Maximum Segment Density with Lower-Bounded Length
Shin-Cheng Mu
May 2007
This literate Haskell script presents a program solving
the maximum segment density problem: given a list of numbers,
compute the maximum density (average) of a segment that is
longer than a lower-bound.
At the first glance, the derivation would make use of
the Thinning Theorem. It turns out that we need a kind
of "global" thinning difficult to be modelled by a preorder.

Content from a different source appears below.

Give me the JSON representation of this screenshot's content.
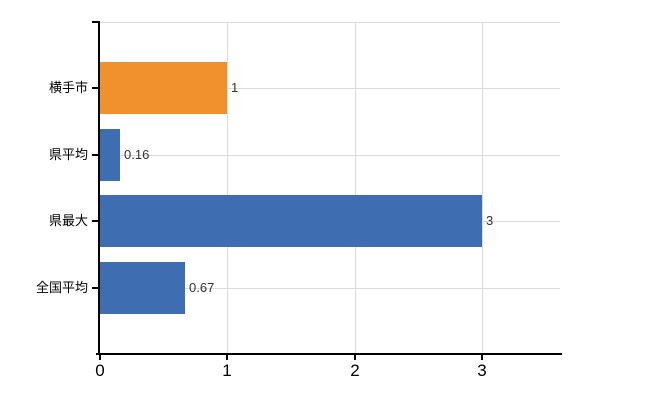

See Mu (2007) for details. The derived algorithm is similar
to that of Lin et al. (2002).
Functions defined:
msdl_s :: Len -> [V] -> R
The specification.
msdl_1 :: Len -> [V] -> R
An intermediate stage of derivation kept for expository
purpose. We pass a set of solutions around, represented
naively using a list.
msdl_2 :: Int -> [V] -> R
The next stage of derivation. After exploiting some
properties we realise that the set can be represented
by a sequence. The sequences are still represented by
lists.
msdl_l :: Len -> [V] -> R
Changing the representation by fusing "diffs" into
the fold. The program has become rather cryptical.
msdl :: Len -> [V] -> R
Derived program, instead of lists, we use
SimpleQueue and BraunSeq in Edison.
QuickCheck properties:
test_lb :: Len
The lower-bound on the length of segments.

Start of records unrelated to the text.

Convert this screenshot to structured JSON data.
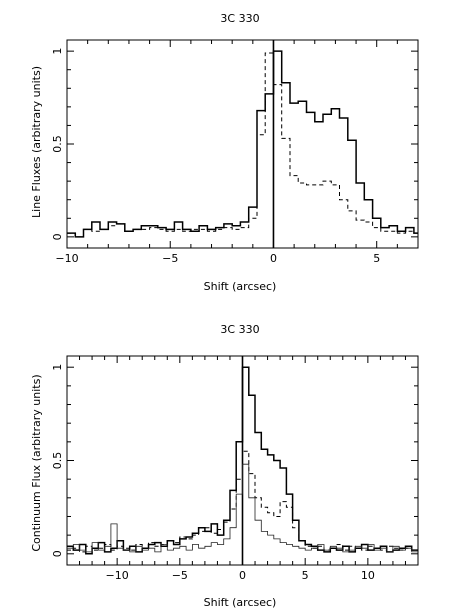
{
  "chart_data": [
    {
      "type": "line",
      "title": "3C 330",
      "xlabel": "Shift (arcsec)",
      "ylabel": "Line Fluxes (arbitrary units)",
      "xlim": [
        -10,
        7
      ],
      "ylim": [
        -0.06,
        1.06
      ],
      "xticks": [
        -10,
        -5,
        0,
        5
      ],
      "yticks": [
        0,
        0.5,
        1
      ],
      "xtick_labels": [
        "−10",
        "−5",
        "0",
        "5"
      ],
      "ytick_labels": [
        "0",
        "0.5",
        "1"
      ],
      "vline": 0,
      "step": true,
      "series": [
        {
          "style": "solid",
          "x": [
            -10.0,
            -9.6,
            -9.2,
            -8.8,
            -8.4,
            -8.0,
            -7.6,
            -7.2,
            -6.8,
            -6.4,
            -6.0,
            -5.6,
            -5.2,
            -4.8,
            -4.4,
            -4.0,
            -3.6,
            -3.2,
            -2.8,
            -2.4,
            -2.0,
            -1.6,
            -1.2,
            -0.8,
            -0.4,
            0.0,
            0.4,
            0.8,
            1.2,
            1.6,
            2.0,
            2.4,
            2.8,
            3.2,
            3.6,
            4.0,
            4.4,
            4.8,
            5.2,
            5.6,
            6.0,
            6.4,
            6.8
          ],
          "values": [
            0.02,
            0.0,
            0.04,
            0.08,
            0.04,
            0.08,
            0.07,
            0.03,
            0.04,
            0.06,
            0.06,
            0.05,
            0.04,
            0.08,
            0.04,
            0.03,
            0.06,
            0.04,
            0.05,
            0.07,
            0.06,
            0.08,
            0.16,
            0.68,
            0.77,
            1.0,
            0.83,
            0.72,
            0.73,
            0.67,
            0.62,
            0.66,
            0.69,
            0.64,
            0.52,
            0.29,
            0.2,
            0.1,
            0.05,
            0.06,
            0.03,
            0.05,
            0.02
          ]
        },
        {
          "style": "dashed",
          "x": [
            -10.0,
            -9.6,
            -9.2,
            -8.8,
            -8.4,
            -8.0,
            -7.6,
            -7.2,
            -6.8,
            -6.4,
            -6.0,
            -5.6,
            -5.2,
            -4.8,
            -4.4,
            -4.0,
            -3.6,
            -3.2,
            -2.8,
            -2.4,
            -2.0,
            -1.6,
            -1.2,
            -0.8,
            -0.4,
            0.0,
            0.4,
            0.8,
            1.2,
            1.6,
            2.0,
            2.4,
            2.8,
            3.2,
            3.6,
            4.0,
            4.4,
            4.8,
            5.2,
            5.6,
            6.0,
            6.4,
            6.8
          ],
          "values": [
            0.02,
            0.0,
            0.04,
            0.03,
            0.04,
            0.06,
            0.07,
            0.03,
            0.04,
            0.04,
            0.05,
            0.04,
            0.03,
            0.04,
            0.03,
            0.04,
            0.04,
            0.03,
            0.04,
            0.05,
            0.04,
            0.05,
            0.1,
            0.55,
            0.99,
            0.82,
            0.53,
            0.33,
            0.29,
            0.28,
            0.28,
            0.3,
            0.28,
            0.2,
            0.14,
            0.09,
            0.08,
            0.05,
            0.03,
            0.03,
            0.02,
            0.03,
            0.02
          ]
        }
      ]
    },
    {
      "type": "line",
      "title": "3C 330",
      "xlabel": "Shift (arcsec)",
      "ylabel": "Continuum Flux (arbitrary units)",
      "xlim": [
        -14,
        14
      ],
      "ylim": [
        -0.06,
        1.06
      ],
      "xticks": [
        -10,
        -5,
        0,
        5,
        10
      ],
      "yticks": [
        0,
        0.5,
        1
      ],
      "xtick_labels": [
        "−10",
        "−5",
        "0",
        "5",
        "10"
      ],
      "ytick_labels": [
        "0",
        "0.5",
        "1"
      ],
      "vline": 0,
      "step": true,
      "series": [
        {
          "style": "solid",
          "x": [
            -14.0,
            -13.5,
            -13.0,
            -12.5,
            -12.0,
            -11.5,
            -11.0,
            -10.5,
            -10.0,
            -9.5,
            -9.0,
            -8.5,
            -8.0,
            -7.5,
            -7.0,
            -6.5,
            -6.0,
            -5.5,
            -5.0,
            -4.5,
            -4.0,
            -3.5,
            -3.0,
            -2.5,
            -2.0,
            -1.5,
            -1.0,
            -0.5,
            0.0,
            0.5,
            1.0,
            1.5,
            2.0,
            2.5,
            3.0,
            3.5,
            4.0,
            4.5,
            5.0,
            5.5,
            6.0,
            6.5,
            7.0,
            7.5,
            8.0,
            8.5,
            9.0,
            9.5,
            10.0,
            10.5,
            11.0,
            11.5,
            12.0,
            12.5,
            13.0,
            13.5
          ],
          "values": [
            0.04,
            0.02,
            0.05,
            0.0,
            0.03,
            0.06,
            0.01,
            0.03,
            0.07,
            0.02,
            0.04,
            0.01,
            0.03,
            0.05,
            0.06,
            0.04,
            0.07,
            0.05,
            0.08,
            0.09,
            0.11,
            0.14,
            0.12,
            0.16,
            0.1,
            0.18,
            0.34,
            0.6,
            1.0,
            0.85,
            0.65,
            0.56,
            0.53,
            0.5,
            0.46,
            0.32,
            0.18,
            0.07,
            0.05,
            0.04,
            0.02,
            0.01,
            0.03,
            0.02,
            0.04,
            0.01,
            0.03,
            0.05,
            0.02,
            0.03,
            0.04,
            0.01,
            0.02,
            0.03,
            0.04,
            0.02
          ]
        },
        {
          "style": "dashed",
          "x": [
            -14.0,
            -13.5,
            -13.0,
            -12.5,
            -12.0,
            -11.5,
            -11.0,
            -10.5,
            -10.0,
            -9.5,
            -9.0,
            -8.5,
            -8.0,
            -7.5,
            -7.0,
            -6.5,
            -6.0,
            -5.5,
            -5.0,
            -4.5,
            -4.0,
            -3.5,
            -3.0,
            -2.5,
            -2.0,
            -1.5,
            -1.0,
            -0.5,
            0.0,
            0.5,
            1.0,
            1.5,
            2.0,
            2.5,
            3.0,
            3.5,
            4.0,
            4.5,
            5.0,
            5.5,
            6.0,
            6.5,
            7.0,
            7.5,
            8.0,
            8.5,
            9.0,
            9.5,
            10.0,
            10.5,
            11.0,
            11.5,
            12.0,
            12.5,
            13.0,
            13.5
          ],
          "values": [
            0.02,
            0.03,
            0.01,
            0.04,
            0.02,
            0.03,
            0.05,
            0.02,
            0.04,
            0.03,
            0.02,
            0.05,
            0.03,
            0.06,
            0.04,
            0.05,
            0.07,
            0.06,
            0.09,
            0.08,
            0.1,
            0.12,
            0.14,
            0.11,
            0.13,
            0.17,
            0.24,
            0.4,
            0.55,
            0.43,
            0.3,
            0.25,
            0.22,
            0.2,
            0.28,
            0.25,
            0.14,
            0.07,
            0.04,
            0.03,
            0.04,
            0.02,
            0.03,
            0.05,
            0.02,
            0.04,
            0.03,
            0.02,
            0.04,
            0.03,
            0.02,
            0.04,
            0.03,
            0.02,
            0.03,
            0.02
          ]
        },
        {
          "style": "solid-thin",
          "x": [
            -14.0,
            -13.5,
            -13.0,
            -12.5,
            -12.0,
            -11.5,
            -11.0,
            -10.5,
            -10.0,
            -9.5,
            -9.0,
            -8.5,
            -8.0,
            -7.5,
            -7.0,
            -6.5,
            -6.0,
            -5.5,
            -5.0,
            -4.5,
            -4.0,
            -3.5,
            -3.0,
            -2.5,
            -2.0,
            -1.5,
            -1.0,
            -0.5,
            0.0,
            0.5,
            1.0,
            1.5,
            2.0,
            2.5,
            3.0,
            3.5,
            4.0,
            4.5,
            5.0,
            5.5,
            6.0,
            6.5,
            7.0,
            7.5,
            8.0,
            8.5,
            9.0,
            9.5,
            10.0,
            10.5,
            11.0,
            11.5,
            12.0,
            12.5,
            13.0,
            13.5
          ],
          "values": [
            0.03,
            0.05,
            0.02,
            0.01,
            0.06,
            0.02,
            0.04,
            0.16,
            0.03,
            0.02,
            0.01,
            0.04,
            0.02,
            0.03,
            0.01,
            0.05,
            0.02,
            0.03,
            0.04,
            0.02,
            0.05,
            0.03,
            0.04,
            0.06,
            0.05,
            0.08,
            0.14,
            0.32,
            0.48,
            0.3,
            0.18,
            0.12,
            0.1,
            0.08,
            0.06,
            0.05,
            0.04,
            0.03,
            0.02,
            0.03,
            0.05,
            0.02,
            0.04,
            0.03,
            0.01,
            0.02,
            0.04,
            0.03,
            0.05,
            0.02,
            0.03,
            0.01,
            0.04,
            0.02,
            0.03,
            0.01
          ]
        }
      ]
    }
  ]
}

prop_msdl_1_correct :: [V] -> Bool
That msdl_1 implements mssu_s.
prop_msdl_2_correct :: [V] -> Bool
That msdl_2 implements mssu_s.
prop_msdl_l_correct :: [V] -> Bool
That msdl_l implements mssu_s.
prop_msdl_correct :: [V] -> Bool
That msdl implements mssu_s.
> import List
This program uses Edison. If you do not have Edison installed,
comment out the line below as well as the section for mssu.
> import qualified Data.Edison.Seq.SimpleQueue as Q
> import qualified Data.Edison.Seq.SizedSeq as Sz
> import qualified Data.Edison.Seq.BraunSeq as B
> import Test.QuickCheck
> type V = Integer
> type Len = Int
> type R = Rational
Specification. In order to avoid round-off errors during
QuickChecking, we assume that V, the type of values we deal,
is Integer and use Rational to represent density. In general,
V need not be restricted to Integer.
> msdl_s :: Len -> [V] -> R
> msdl_s lb = maxlist . map avg . filter ((lb <=) . snd) .
> map (split (sum, length)) . concat . map inits . tails
> maxlist :: Ord v => [v] -> v
> maxlist = foldr1 bmax
> x `bmax` y | x < y = y
> | otherwise = x
> split (f,g) a = (f a, g a)
> avg :: (V,Len) -> R
> avg (s,l) = (fromIntegral s) / (fromIntegral l)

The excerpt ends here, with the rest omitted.